Every aspect of the indigenous Inuit culture grows from the land – but the unpredictable seasons are forcing the community to adjust their traditions

Martin Shiwak is navigating his snowmobile along the frozen shoreline when his eight-year-old son Dane, who is riding on the back, points at a wall of stunted spruce trees.
Shiwak cuts the engine, hops off the machine and quietly pulls out a .12 gauge shotgun. He hands the weapon to Dane, and the pair crouch behind their snowmobile. Dane fires two quick shots.

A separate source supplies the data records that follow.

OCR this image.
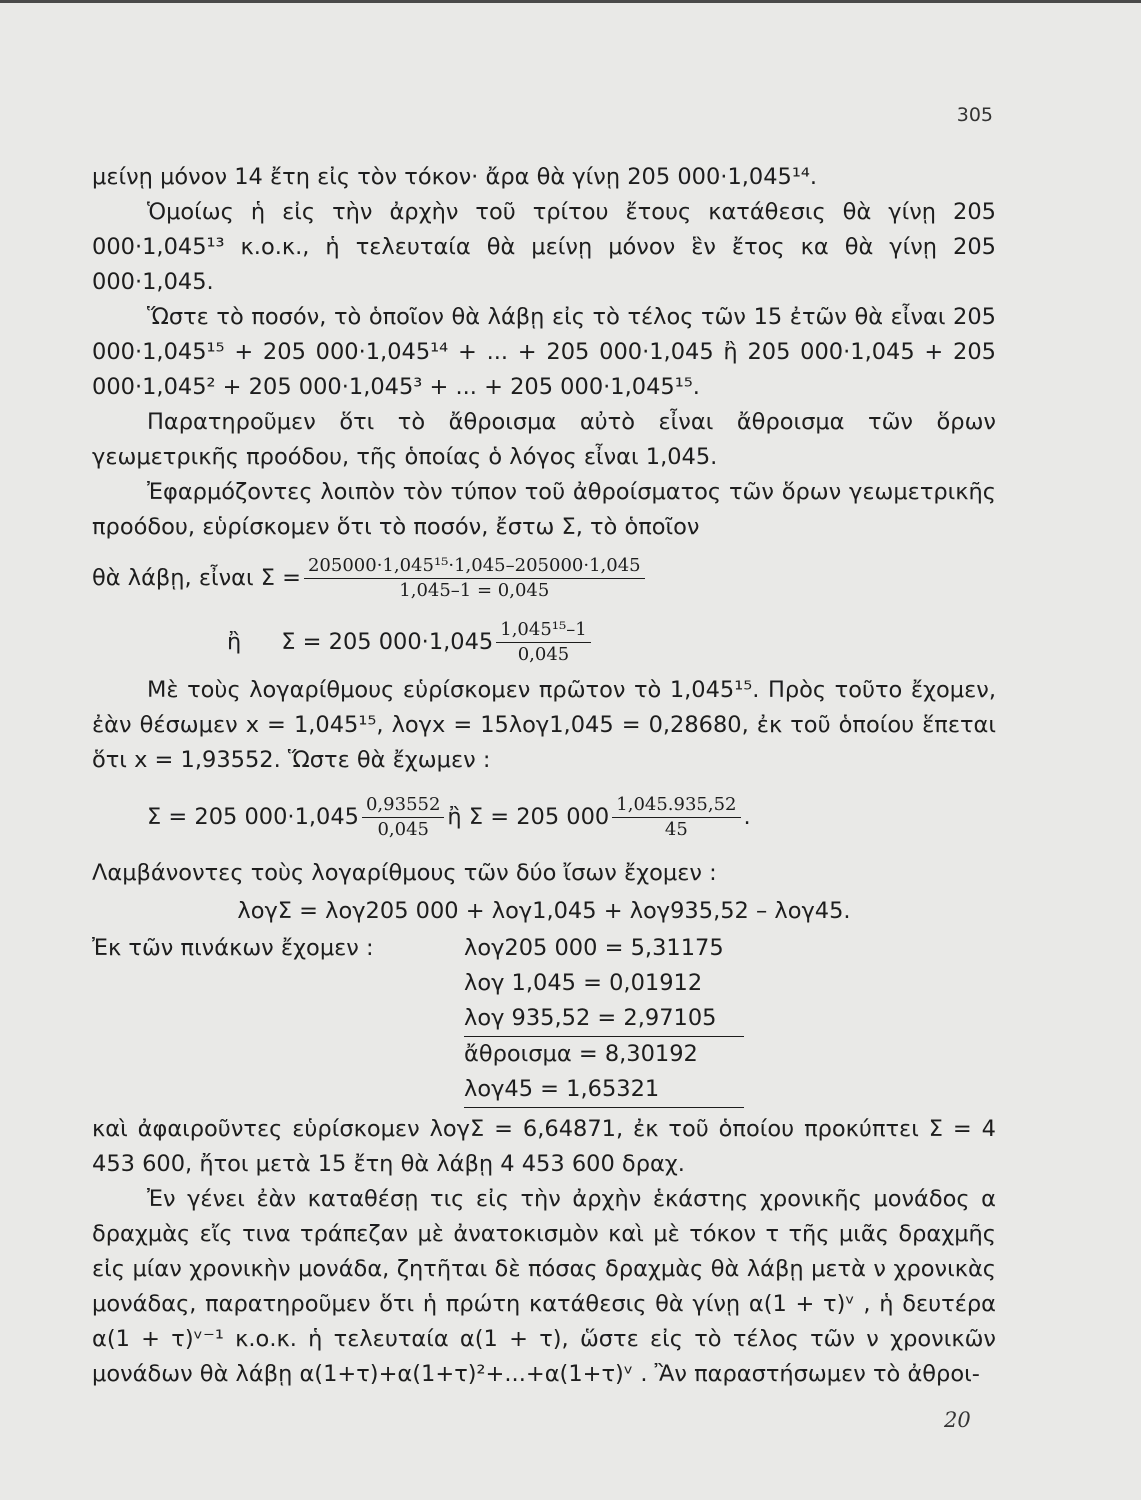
305

μείνῃ μόνον 14 ἔτη εἰς τὸν τόκον· ἄρα θὰ γίνῃ 205 000·1,045¹⁴.

Ὁμοίως ἡ εἰς τὴν ἀρχὴν τοῦ τρίτου ἔτους κατάθεσις θὰ γίνῃ 205 000·1,045¹³ κ.ο.κ., ἡ τελευταία θὰ μείνῃ μόνον ἓν ἔτος κα θὰ γίνῃ 205 000·1,045.

Ὥστε τὸ ποσόν, τὸ ὁποῖον θὰ λάβῃ εἰς τὸ τέλος τῶν 15 ἐτῶν θὰ εἶναι 205 000·1,045¹⁵ + 205 000·1,045¹⁴ + ... + 205 000·1,045 ἢ 205 000·1,045 + 205 000·1,045² + 205 000·1,045³ + ... + 205 000·1,045¹⁵.

Παρατηροῦμεν ὅτι τὸ ἄθροισμα αὐτὸ εἶναι ἄθροισμα τῶν ὅρων γεωμετρικῆς προόδου, τῆς ὁποίας ὁ λόγος εἶναι 1,045.

Ἐφαρμόζοντες λοιπὸν τὸν τύπον τοῦ ἀθροίσματος τῶν ὅρων γεωμετρικῆς προόδου, εὑρίσκομεν ὅτι τὸ ποσόν, ἔστω Σ, τὸ ὁποῖον

θὰ λάβῃ, εἶναι $\Sigma = \frac{\text{205000·1,045¹⁵·1,045–205000·1,045}}{1,045-1 = 0,045}$
ἢ Σ = 205 $000\cdot 1,045 \frac{\text{1,045¹⁵–1}}{0,045}$

Μὲ τοὺς λογαρίθμους εὑρίσκομεν πρῶτον τὸ 1,045¹⁵. Πρὸς τοῦτο ἔχομεν, ἐὰν θέσωμεν x = 1,045¹⁵, λογx = 15λογ1,045 = 0,28680, ἐκ τοῦ ὁποίου ἕπεται ὅτι x = 1,93552. Ὥστε θὰ ἔχωμεν :

Σ = 205 $000\cdot 1,045 \frac{0,93552}{0,045}$ ἢ Σ = 205 $000 \frac{1,045.935,52}{45}$ .

Λαμβάνοντες τοὺς λογαρίθμους τῶν δύο ἴσων ἔχομεν :

λογΣ = λογ205 000 + λογ1,045 + λογ935,52 – λογ45.
Ἐκ τῶν πινάκων ἔχομεν :	λογ205 000 = 5,31175
	λογ 1,045 = 0,01912
	λογ 935,52 = 2,97105
	ἄθροισμα = 8,30192
	λογ45 = 1,65321

καὶ ἀφαιροῦντες εὑρίσκομεν λογΣ = 6,64871, ἐκ τοῦ ὁποίου προκύπτει Σ = 4 453 600, ἤτοι μετὰ 15 ἔτη θὰ λάβῃ 4 453 600 δραχ.

Ἐν γένει ἐὰν καταθέσῃ τις εἰς τὴν ἀρχὴν ἑκάστης χρονικῆς μονάδος α δραχμὰς εἴς τινα τράπεζαν μὲ ἀνατοκισμὸν καὶ μὲ τόκον τ τῆς μιᾶς δραχμῆς εἰς μίαν χρονικὴν μονάδα, ζητῆται δὲ πόσας δραχμὰς θὰ λάβῃ μετὰ ν χρονικὰς μονάδας, παρατηροῦμεν ὅτι ἡ πρώτη κατάθεσις θὰ γίνῃ α(1 + τ)ᵛ , ἡ δευτέρα α(1 + τ)ᵛ⁻¹ κ.ο.κ. ἡ τελευταία α(1 + τ), ὥστε εἰς τὸ τέλος τῶν ν χρονικῶν μονάδων θὰ λάβῃ α(1+τ)+α(1+τ)²+...+α(1+τ)ᵛ . Ἂν παραστήσωμεν τὸ ἀθροι-

20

Two white partridges, almost invisible in the tree line, drop dead.
Dane runs to retrieve the birds, warming his hands against their bodies to ward off the chill from the cold wind whipping in from the North Atlantic Ocean.
Shiwak is an Inuit trapper and hunter who grew up relying on the wild bounty of Labrador. He takes his son out for trips like this every week, trying to pass on generations of knowledge around living off the land: how to collect firewood, hunt and fish, and travel safely in a place where the rhythm of life is still built upon ice and snow.
But he’s running out of time.
The sea surrounding coastal Labrador is warming at an unprecedented rate, according to data from Canada’s Department of Fisheries and Oceans.
Robert Way, a climatologist based in Happy Valley-Goose Bay, said the region is a volatile place climatically, with extreme swings in the weather that can amplify – and sometimes mask – the changes that are happening. Compared to historical terms, winter is about six weeks shorter, while the region’s sea ice coverage is about third smaller than it was a decade ago.

Dane Shiwak, eight, warms his hands on white partridge he shot with his father, Martin Shiwak, outside Rigolet.
Dane Shiwak, eight, warms his hands on white partridge he shot with his father, Martin Shiwak, outside Rigolet. Photograph: Darren Calabrese
“If you look at the rate of warming from the late 1980s to 2015, this is one of the fastest warming places in the world. It’s quite concerning,” said Way.
For the people of Rigolet, a former trading post that is the southernmost Inuit community in Canada, the vanishing ice and increasingly unpredictable seasons means they’re being forced to adapt in ways they never have before.
Like generations of Inuit before him, Derrick Pottle is a trapper and hunter. His diet of wild game, salmon, berries, trout and seal would have been familiar to his ancestors who were living in Hamilton Inlet around 8,000 years ago.
But Pottle worries all the skills he’s learned from older generations may soon become irrelevant. More and more, Inuit are relying on expensive, store-bought processed foods because it’s safer and easier than catching or shooting supper.
Pottle’s ancestors never experienced a time when their frozen world in northern Labrador was being altered so dramatically because of climate change. Shrinking ice packs and more severe weather has made travel increasingly difficult and dangerous, often cutting people off from other communities and traditional hunting lands.
There are no roads connecting Rigolet to other communities, so people here long ago came to rely on trails over the ice as their lifelines. But those frozen lifelines are increasingly unreliable, prone to sudden thaws, weak ice and dangerous openings.“I’m seeing changes that impact the way that we live,” Pottle said. “The sea, the ice, the snow, it’s all changing. You can’t travel safely any more. Up and down the coast, it’s the same thing. And it’s changing right before our eyes.”